Have you read rclone check
?
check command will perform MD5 or SHA check together with modified time and file size. Check here for what hash is supported by backblaze and S3 - https://rclone.org/overview/ . It does NOT modify src or dst.
Secondly, to perform automated syncing, you can use rclone sync
together with a permutation of the --size-only
, --checksum
, --ignore-checksum
, --ignore-existing
, --ignore-size
, --ignore-times
, --update
, --no-update-modtime
flags. You would need to read up both the forum, github issues and docs while performing some experiments on understanding the exact behavior of these flags.
As for the topic of bit-rot, by guarantee, you are speaking about a monetary and commercial insurance, which is covered in https://aws.amazon.com/s3/sla/ . Backblaze would have an equivalent SLA coverage. However, unless you are have large amounts of data (10, 50 TB, 1PB etc.) with mission critical applications or you have to provide SLAs to your customers, you probably would not need to build policies and systems that are synchronized with the S3 SLA. Even if you were a very serious server admin, you would only rely on the SLA to a certain degree and then build other forms of redundancy systems (e.g. replication different bucket in same region, different bucket-different-region, duplicate to glacial storage etc.). For all cases of personal photos, small business applications etc., you can just double or triple backup like you have done now (S3, Backblaze, GDrive, local NAS). It would be way too complicated to mirror your system to the intricate details of what the standard SLA really mean and it really depends what kind of loss you have and what recourse you want.
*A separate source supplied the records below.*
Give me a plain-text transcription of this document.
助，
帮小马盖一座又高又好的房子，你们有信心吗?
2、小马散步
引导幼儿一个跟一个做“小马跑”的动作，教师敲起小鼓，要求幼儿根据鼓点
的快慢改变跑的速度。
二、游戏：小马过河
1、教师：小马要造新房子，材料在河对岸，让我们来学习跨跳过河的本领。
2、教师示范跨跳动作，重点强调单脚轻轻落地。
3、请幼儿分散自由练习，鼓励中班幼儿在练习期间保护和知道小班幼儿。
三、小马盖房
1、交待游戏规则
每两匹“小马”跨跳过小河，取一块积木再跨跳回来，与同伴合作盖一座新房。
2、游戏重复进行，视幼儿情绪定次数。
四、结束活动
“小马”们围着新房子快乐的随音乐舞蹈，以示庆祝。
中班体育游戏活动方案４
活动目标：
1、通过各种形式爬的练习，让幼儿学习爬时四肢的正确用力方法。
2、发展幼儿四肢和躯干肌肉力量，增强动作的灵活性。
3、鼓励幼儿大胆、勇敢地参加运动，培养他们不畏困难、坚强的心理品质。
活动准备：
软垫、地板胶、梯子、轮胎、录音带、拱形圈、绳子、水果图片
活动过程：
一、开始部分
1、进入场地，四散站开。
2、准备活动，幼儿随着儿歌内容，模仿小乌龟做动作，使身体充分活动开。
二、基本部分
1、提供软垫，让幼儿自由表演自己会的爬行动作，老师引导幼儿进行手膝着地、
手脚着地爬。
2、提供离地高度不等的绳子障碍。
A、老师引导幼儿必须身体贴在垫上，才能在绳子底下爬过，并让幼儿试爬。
S3 and google “may” be better considering they have larger datacenters and more engineers with enterprise class customers who demand custom SLAs. So their infrastructure quality will spill over to normal/standard users. But this still doesn’t mean you should think about who is better: redundancy and holistic thinking is your best line of defence. You may have a higher chance user-based-accidents than machine level issues (e.g. you rm -rf accidentally, which has happened to the best of us).
Hope this helps. You will have to ask more specific questions on the rclone sync issues after you have performed some experiments with the flags and options on some small set of files. You may need to write some python or bash scripts or cron jobs to aid you - rclone alone may not be enough.